This question appeared on HackWithInfy 2022
Problem Statement
You are given an array of length N containing a permutation of the first N natural numbers i.e (1 to N). You are able to apply the following operation at most once.
- Choose any subarray of size K and reverse it.
Return the minimum inversions in the array after said operations.
Note — Inversion in an array is defined as a pair of indices (i,j) such that Ai > Aj and i < j.
Constraints
1 <= N <= 5 * 10^3
1 <= A[i] <= N
1 <= K <= N
Sample Test Case — 1
Arr = [1, 2, 3, 4], K = 2
Ans — 0
Explanation
Array initially has 0 inversions.

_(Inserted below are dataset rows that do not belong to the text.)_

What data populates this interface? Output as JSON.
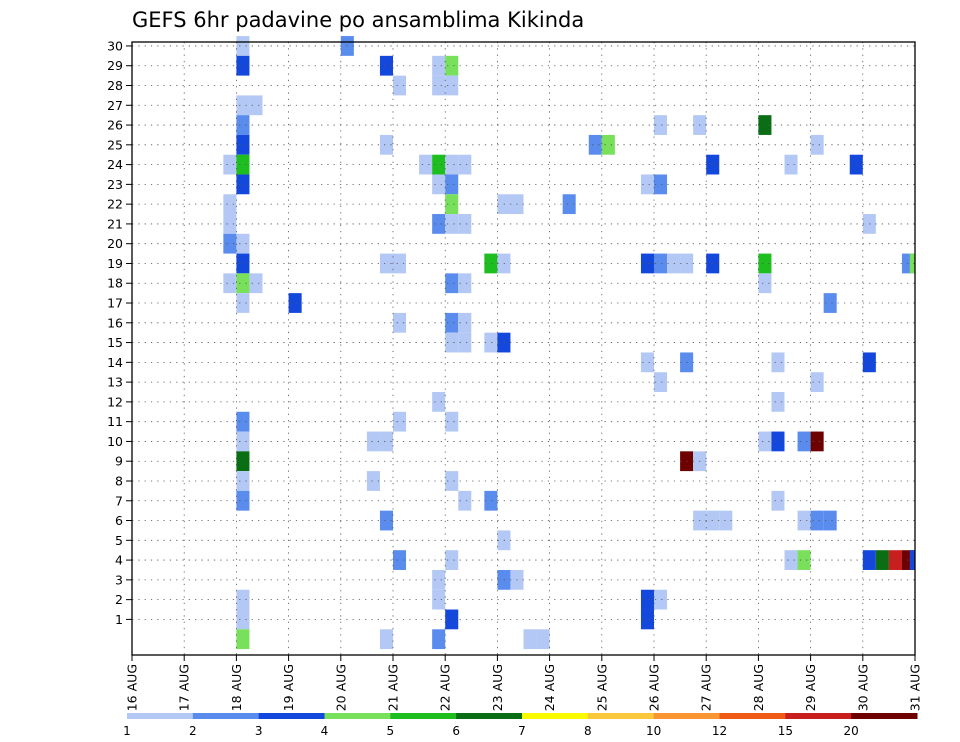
{
  "chart_data": {
    "type": "heatmap",
    "title": "GEFS 6hr padavine po ansamblima Kikinda",
    "y_ticks": [
      1,
      2,
      3,
      4,
      5,
      6,
      7,
      8,
      9,
      10,
      11,
      12,
      13,
      14,
      15,
      16,
      17,
      18,
      19,
      20,
      21,
      22,
      23,
      24,
      25,
      26,
      27,
      28,
      29,
      30
    ],
    "x_ticks": [
      "16 AUG",
      "17 AUG",
      "18 AUG",
      "19 AUG",
      "20 AUG",
      "21 AUG",
      "22 AUG",
      "23 AUG",
      "24 AUG",
      "25 AUG",
      "26 AUG",
      "27 AUG",
      "28 AUG",
      "29 AUG",
      "30 AUG",
      "31 AUG"
    ],
    "x_range": [
      0,
      60
    ],
    "y_range": [
      0,
      30
    ],
    "grid": true,
    "legend": {
      "placement": "bottom",
      "labels": [
        "1",
        "2",
        "3",
        "4",
        "5",
        "6",
        "7",
        "8",
        "10",
        "12",
        "15",
        "20"
      ],
      "colors": [
        "#b4c8f5",
        "#5a8cee",
        "#1448dc",
        "#78e05a",
        "#1ebe1e",
        "#0a6e14",
        "#fafa00",
        "#fac83c",
        "#fa9632",
        "#f05a14",
        "#c81e1e",
        "#6e0000"
      ]
    },
    "cells": [
      [
        8,
        30,
        "#b4c8f5"
      ],
      [
        16,
        30,
        "#5a8cee"
      ],
      [
        8,
        29,
        "#1448dc"
      ],
      [
        19,
        29,
        "#1448dc"
      ],
      [
        23,
        29,
        "#b4c8f5"
      ],
      [
        24,
        29,
        "#78e05a"
      ],
      [
        20,
        28,
        "#b4c8f5"
      ],
      [
        23,
        28,
        "#b4c8f5"
      ],
      [
        24,
        28,
        "#b4c8f5"
      ],
      [
        8,
        27,
        "#b4c8f5"
      ],
      [
        9,
        27,
        "#b4c8f5"
      ],
      [
        8,
        26,
        "#5a8cee"
      ],
      [
        40,
        26,
        "#b4c8f5"
      ],
      [
        43,
        26,
        "#b4c8f5"
      ],
      [
        48,
        26,
        "#0a6e14"
      ],
      [
        8,
        25,
        "#1448dc"
      ],
      [
        19,
        25,
        "#b4c8f5"
      ],
      [
        35,
        25,
        "#5a8cee"
      ],
      [
        36,
        25,
        "#78e05a"
      ],
      [
        52,
        25,
        "#b4c8f5"
      ],
      [
        7,
        24,
        "#b4c8f5"
      ],
      [
        8,
        24,
        "#1ebe1e"
      ],
      [
        22,
        24,
        "#b4c8f5"
      ],
      [
        23,
        24,
        "#1ebe1e"
      ],
      [
        24,
        24,
        "#b4c8f5"
      ],
      [
        25,
        24,
        "#b4c8f5"
      ],
      [
        44,
        24,
        "#1448dc"
      ],
      [
        50,
        24,
        "#b4c8f5"
      ],
      [
        55,
        24,
        "#1448dc"
      ],
      [
        8,
        23,
        "#1448dc"
      ],
      [
        23,
        23,
        "#b4c8f5"
      ],
      [
        24,
        23,
        "#5a8cee"
      ],
      [
        39,
        23,
        "#b4c8f5"
      ],
      [
        40,
        23,
        "#5a8cee"
      ],
      [
        7,
        22,
        "#b4c8f5"
      ],
      [
        24,
        22,
        "#78e05a"
      ],
      [
        28,
        22,
        "#b4c8f5"
      ],
      [
        29,
        22,
        "#b4c8f5"
      ],
      [
        33,
        22,
        "#5a8cee"
      ],
      [
        7,
        21,
        "#b4c8f5"
      ],
      [
        23,
        21,
        "#5a8cee"
      ],
      [
        24,
        21,
        "#b4c8f5"
      ],
      [
        25,
        21,
        "#b4c8f5"
      ],
      [
        56,
        21,
        "#b4c8f5"
      ],
      [
        7,
        20,
        "#5a8cee"
      ],
      [
        8,
        20,
        "#b4c8f5"
      ],
      [
        8,
        19,
        "#1448dc"
      ],
      [
        19,
        19,
        "#b4c8f5"
      ],
      [
        20,
        19,
        "#b4c8f5"
      ],
      [
        27,
        19,
        "#1ebe1e"
      ],
      [
        28,
        19,
        "#b4c8f5"
      ],
      [
        39,
        19,
        "#1448dc"
      ],
      [
        40,
        19,
        "#5a8cee"
      ],
      [
        41,
        19,
        "#b4c8f5"
      ],
      [
        42,
        19,
        "#b4c8f5"
      ],
      [
        44,
        19,
        "#1448dc"
      ],
      [
        48,
        19,
        "#1ebe1e"
      ],
      [
        59,
        19,
        "#5a8cee"
      ],
      [
        59.6,
        19,
        "#78e05a"
      ],
      [
        7,
        18,
        "#b4c8f5"
      ],
      [
        8,
        18,
        "#78e05a"
      ],
      [
        9,
        18,
        "#b4c8f5"
      ],
      [
        24,
        18,
        "#5a8cee"
      ],
      [
        25,
        18,
        "#b4c8f5"
      ],
      [
        48,
        18,
        "#b4c8f5"
      ],
      [
        8,
        17,
        "#b4c8f5"
      ],
      [
        12,
        17,
        "#1448dc"
      ],
      [
        53,
        17,
        "#5a8cee"
      ],
      [
        20,
        16,
        "#b4c8f5"
      ],
      [
        24,
        16,
        "#5a8cee"
      ],
      [
        25,
        16,
        "#b4c8f5"
      ],
      [
        24,
        15,
        "#b4c8f5"
      ],
      [
        25,
        15,
        "#b4c8f5"
      ],
      [
        27,
        15,
        "#b4c8f5"
      ],
      [
        28,
        15,
        "#1448dc"
      ],
      [
        39,
        14,
        "#b4c8f5"
      ],
      [
        42,
        14,
        "#5a8cee"
      ],
      [
        49,
        14,
        "#b4c8f5"
      ],
      [
        56,
        14,
        "#1448dc"
      ],
      [
        40,
        13,
        "#b4c8f5"
      ],
      [
        52,
        13,
        "#b4c8f5"
      ],
      [
        23,
        12,
        "#b4c8f5"
      ],
      [
        49,
        12,
        "#b4c8f5"
      ],
      [
        8,
        11,
        "#5a8cee"
      ],
      [
        20,
        11,
        "#b4c8f5"
      ],
      [
        24,
        11,
        "#b4c8f5"
      ],
      [
        8,
        10,
        "#b4c8f5"
      ],
      [
        18,
        10,
        "#b4c8f5"
      ],
      [
        19,
        10,
        "#b4c8f5"
      ],
      [
        48,
        10,
        "#b4c8f5"
      ],
      [
        49,
        10,
        "#1448dc"
      ],
      [
        51,
        10,
        "#5a8cee"
      ],
      [
        52,
        10,
        "#6e0000"
      ],
      [
        8,
        9,
        "#0a6e14"
      ],
      [
        42,
        9,
        "#6e0000"
      ],
      [
        43,
        9,
        "#b4c8f5"
      ],
      [
        8,
        8,
        "#b4c8f5"
      ],
      [
        18,
        8,
        "#b4c8f5"
      ],
      [
        24,
        8,
        "#b4c8f5"
      ],
      [
        8,
        7,
        "#5a8cee"
      ],
      [
        25,
        7,
        "#b4c8f5"
      ],
      [
        27,
        7,
        "#5a8cee"
      ],
      [
        49,
        7,
        "#b4c8f5"
      ],
      [
        19,
        6,
        "#5a8cee"
      ],
      [
        43,
        6,
        "#b4c8f5"
      ],
      [
        44,
        6,
        "#b4c8f5"
      ],
      [
        45,
        6,
        "#b4c8f5"
      ],
      [
        51,
        6,
        "#b4c8f5"
      ],
      [
        52,
        6,
        "#5a8cee"
      ],
      [
        53,
        6,
        "#5a8cee"
      ],
      [
        28,
        5,
        "#b4c8f5"
      ],
      [
        20,
        4,
        "#5a8cee"
      ],
      [
        24,
        4,
        "#b4c8f5"
      ],
      [
        50,
        4,
        "#b4c8f5"
      ],
      [
        51,
        4,
        "#78e05a"
      ],
      [
        56,
        4,
        "#1448dc"
      ],
      [
        57,
        4,
        "#0a6e14"
      ],
      [
        58,
        4,
        "#c81e1e"
      ],
      [
        59,
        4,
        "#6e0000"
      ],
      [
        59.6,
        4,
        "#1448dc"
      ],
      [
        23,
        3,
        "#b4c8f5"
      ],
      [
        28,
        3,
        "#5a8cee"
      ],
      [
        29,
        3,
        "#b4c8f5"
      ],
      [
        8,
        2,
        "#b4c8f5"
      ],
      [
        23,
        2,
        "#b4c8f5"
      ],
      [
        39,
        2,
        "#1448dc"
      ],
      [
        40,
        2,
        "#b4c8f5"
      ],
      [
        8,
        1,
        "#b4c8f5"
      ],
      [
        24,
        1,
        "#1448dc"
      ],
      [
        39,
        1,
        "#1448dc"
      ],
      [
        8,
        0,
        "#78e05a"
      ],
      [
        19,
        0,
        "#b4c8f5"
      ],
      [
        23,
        0,
        "#5a8cee"
      ],
      [
        30,
        0,
        "#b4c8f5"
      ],
      [
        31,
        0,
        "#b4c8f5"
      ]
    ]
  }
}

Hence no need to apply any operations.
Sample Test Case — 2
Arr = [4, 3, 5, 1, 2], K = 2
Ans — 6
Explanation
If we reverse the subarray [4, 3], we get Arr = [3, 4, 5, 1, 2].
The resultant inversion is 6. It is the minimum that we can get.
Sample Test Case — 3
Arr = [1, 4, 2, 3, 5], K = 3
Ans — 1
Explanation
If we reverse the subarray [4, 2, 3], we get Arr = [1, 3, 2, 4, 5].
The resultant inversion is 1. It is the minimum that we can get.
Can anyone solve this problem ???
Firstly note that the only change in the number of inversions is the change in the number of inversions in the subarray that was reversed (since the relative order of other kinds of pairs of elements remains the same). Now using a sliding window and a Fenwick tree, you can find the number of inversions in each subarray of length $$$k$$$ (for both the original array and the reversed array). From there, you can see which subarray is optimal (or if it is optimal to not reverse any subarray).
Thanks a lot for your approach. But I do not know Fenwick trees. Do you have any other approaches in mind ??
You can use pbds to compute the position of an element in a set and find the kth element in a set.
will brute force work?. Generate every subarray of size k using a sliding window. Then apply inversions of an array questions method . I think generating subarray will take O(n) time using sliding window and find an inversion of array O(N log N) which can be passed in 1sec. Try it
With brute force, you can solve it in $$$O(nk)$$$ too. Just look at what the removal of the leftmost element and the addition of the rightmost element contributes to the change in the number of inversions (this can be done in $$$O(k)$$$ per iteration). Your idea will take $$$O(n^2 \log n)$$$ which should ideally not pass.